Меня просили играть им кадриль — или (к чему бояться слов?) мне только намекнули об этом — и я сел. «Боже мой — вы такой добрый!», — сказала мне Любовь Фа: это меня добило окончательно — я вспомнил конфету, которая была мне дана Ниной за мою доброту. И в самом деле — не с ума ли я сошел быть рыцарем?.. Но я играл им кадриль с каким-то торжествующим самоотречением…

И, может быть, я сам отравляю для себя все, может быть, они и в самом деле считают меня почти членом своей семьи, своим, что называется?

После меня сел Крюков, а я танцевал с Ниной… — Vous etes vierge de la liberte aujourd'hui? — Comment done? — Mais Vous avez les trois couleurs.[66]— Вы сегодня дева свободы? — Как это? — На вас ведь три цвета (франц.)*. Она засмеялась… Но зачем мне всегда жужжат в ушах проклятые слова Гоголя: «…или заговорит, что Россия — государство пространное»…*

Ужин был для меня еще невыносимее, чем у m-me Korsch, накануне Нового года… Я сидел с цеховыми, Кавелин — между двух сестер и говорил целый час без умолку. Несколько раз я почти изменял себе… Ребенок!

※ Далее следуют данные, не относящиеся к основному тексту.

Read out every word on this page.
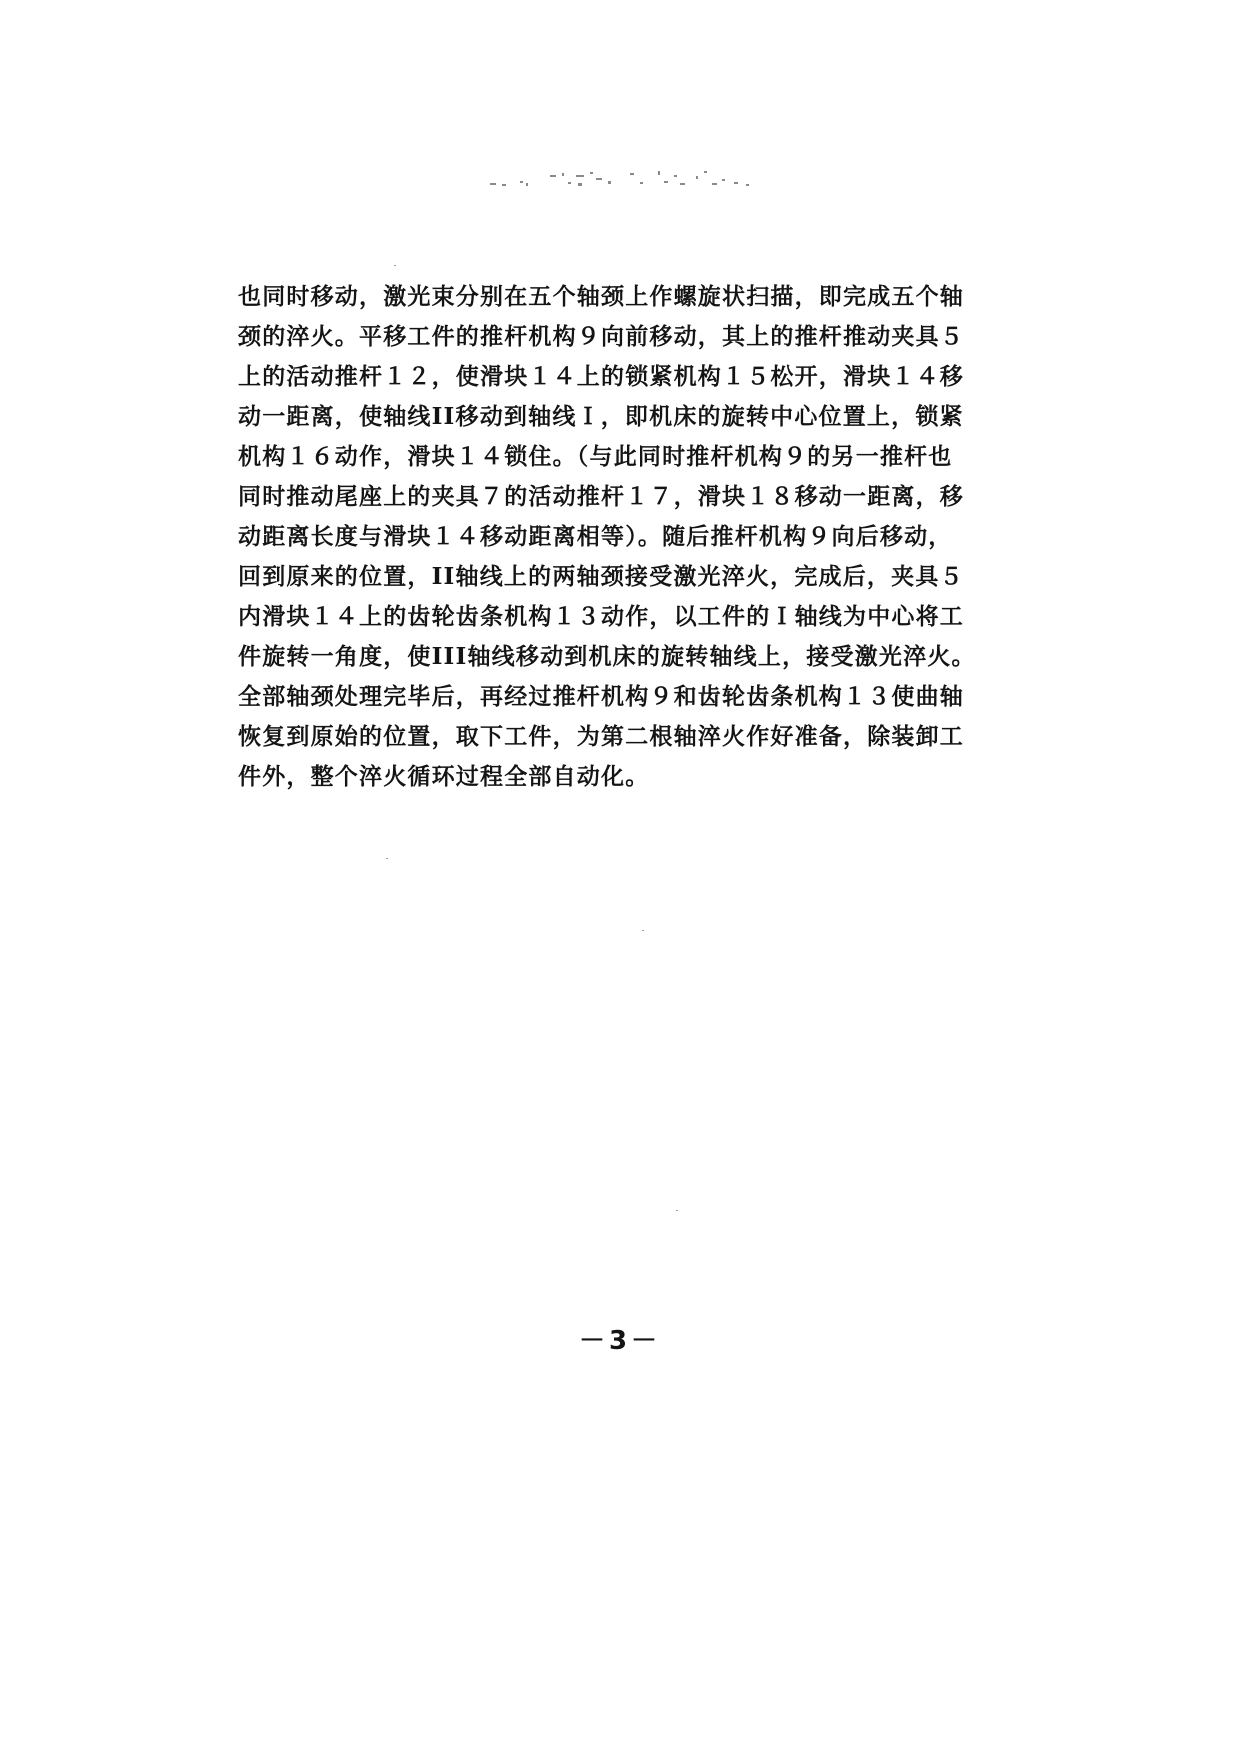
也同时移动，激光束分别在五个轴颈上作螺旋状扫描，即完成五个轴
颈的淬火。平移工件的推杆机构９向前移动，其上的推杆推动夹具５
上的活动推杆１２，使滑块１４上的锁紧机构１５松开，滑块１４移
动一距离，使轴线II移动到轴线Ｉ，即机床的旋转中心位置上，锁紧
机构１６动作，滑块１４锁住。（与此同时推杆机构９的另一推杆也
同时推动尾座上的夹具７的活动推杆１７，滑块１８移动一距离，移
动距离长度与滑块１４移动距离相等）。随后推杆机构９向后移动，
回到原来的位置，II轴线上的两轴颈接受激光淬火，完成后，夹具５
内滑块１４上的齿轮齿条机构１３动作，以工件的Ｉ轴线为中心将工
件旋转一角度，使III轴线移动到机床的旋转轴线上，接受激光淬火。
全部轴颈处理完毕后，再经过推杆机构９和齿轮齿条机构１３使曲轴
恢复到原始的位置，取下工件，为第二根轴淬火作好准备，除装卸工
件外，整个淬火循环过程全部自动化。
－3－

Воротился домой в два — и был очень рад, что дядя мой спал. Мне было невыносимо грустно: заснуть не мог до утра — в голове такая чушь — мечты о миллионах — да об эксцентрических подвигах. Рыцарство смешно в наше время, но отчего я не нахожу в нем ничего смешного, ничего невозможного. К чему мне лицемерить перед собою?..

Еще раз — глупо я создан; но не я виноват в этом. В самом деле, моя ли вина, что для меня все сосредоточено в эксцентрическом, что я не могу верить в неэксцентрическое?..

XXIII

Нынче вечером мы долго говорили с К о бессмертии. Сначала то, что я говорил, казалось ему делом, но потом — он объявил, что этого его Логика не допускает, что надобно иметь на мои доказательства особенную мистическую настроенность… «Тебе надобно жизни, жизни»…

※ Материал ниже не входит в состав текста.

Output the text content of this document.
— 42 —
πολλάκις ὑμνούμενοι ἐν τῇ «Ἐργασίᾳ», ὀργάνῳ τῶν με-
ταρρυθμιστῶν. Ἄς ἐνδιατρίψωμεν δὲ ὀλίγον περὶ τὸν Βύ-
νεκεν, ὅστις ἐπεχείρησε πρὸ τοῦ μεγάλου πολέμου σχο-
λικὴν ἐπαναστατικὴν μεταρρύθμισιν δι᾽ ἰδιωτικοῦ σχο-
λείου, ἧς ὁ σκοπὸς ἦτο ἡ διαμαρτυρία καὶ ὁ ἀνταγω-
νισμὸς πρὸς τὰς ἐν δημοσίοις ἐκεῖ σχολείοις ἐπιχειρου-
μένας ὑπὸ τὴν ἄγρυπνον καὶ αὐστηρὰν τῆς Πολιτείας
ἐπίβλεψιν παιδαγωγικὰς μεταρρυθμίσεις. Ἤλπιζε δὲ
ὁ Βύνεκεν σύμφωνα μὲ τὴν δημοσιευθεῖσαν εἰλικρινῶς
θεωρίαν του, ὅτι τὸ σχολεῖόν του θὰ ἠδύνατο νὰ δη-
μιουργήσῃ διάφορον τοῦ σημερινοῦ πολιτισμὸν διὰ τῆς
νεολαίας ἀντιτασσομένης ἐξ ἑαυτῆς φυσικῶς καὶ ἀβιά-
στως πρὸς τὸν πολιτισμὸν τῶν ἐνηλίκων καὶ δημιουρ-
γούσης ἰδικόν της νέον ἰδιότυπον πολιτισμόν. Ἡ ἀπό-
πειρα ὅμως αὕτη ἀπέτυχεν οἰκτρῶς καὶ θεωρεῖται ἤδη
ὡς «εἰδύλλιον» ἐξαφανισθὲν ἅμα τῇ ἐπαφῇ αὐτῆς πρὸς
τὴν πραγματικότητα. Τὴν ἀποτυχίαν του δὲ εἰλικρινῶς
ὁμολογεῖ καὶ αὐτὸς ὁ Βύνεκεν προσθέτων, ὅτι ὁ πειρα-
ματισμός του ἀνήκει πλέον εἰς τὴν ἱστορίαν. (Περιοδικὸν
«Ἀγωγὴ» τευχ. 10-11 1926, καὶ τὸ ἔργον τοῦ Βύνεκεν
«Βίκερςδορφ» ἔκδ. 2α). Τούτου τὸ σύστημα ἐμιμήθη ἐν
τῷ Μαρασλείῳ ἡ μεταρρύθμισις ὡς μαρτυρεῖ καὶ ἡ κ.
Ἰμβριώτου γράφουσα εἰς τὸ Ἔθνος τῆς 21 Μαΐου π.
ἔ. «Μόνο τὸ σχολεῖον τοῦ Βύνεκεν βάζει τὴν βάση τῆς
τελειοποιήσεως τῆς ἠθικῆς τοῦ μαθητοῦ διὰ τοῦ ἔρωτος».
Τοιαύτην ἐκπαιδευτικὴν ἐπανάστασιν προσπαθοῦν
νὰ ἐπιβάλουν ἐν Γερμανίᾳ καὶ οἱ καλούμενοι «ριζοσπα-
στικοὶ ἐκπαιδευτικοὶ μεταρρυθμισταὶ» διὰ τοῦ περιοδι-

Вот в чем и ошибка-то — он считает меня способным к перемене. Едва ли? Каков я был ребенком, таков я и теперь. Древняя ли история, которую так любил я в детстве, вечно ли изолированная жизнь этому причиною, — но je suis un homme tout fait.[67]я человек законченный (франц.). Изменения, которые происходят во мне, происходят по непреложным законам моего личного бытия, да и нельзя их даже назвать изменениями: это все формы одного и того же идеализма. С чего бы я ни начал — я приду всегда к одному: к глубокой, мучительной потребности верить в идеал и в jenseits.[68]потустороннее (нем.). Все другие вопросы проходят мимо меня: сенсимонизм в своих последних или, по их, разумных результатах мне противен, — ибо я не могу ничего найти успокоительного в мысли о китайски-разумном идеале жизни. Оттого — ко всему я в состоянии божественной иронии, ко всему, кроме jenseits. Нормальным мне кажется не общежитие, но отрешенная, мистически-изолированная жизнь самости в себе. Но это не ведет меня к правилу тибетского мистицизма, что лучше спать, чем жить. Нет

жить, но не для того, чтобы жить, а чтоб жизнию стремиться к идеалу, ибо все существует только потолику, поколику существует в идеале, в Слове.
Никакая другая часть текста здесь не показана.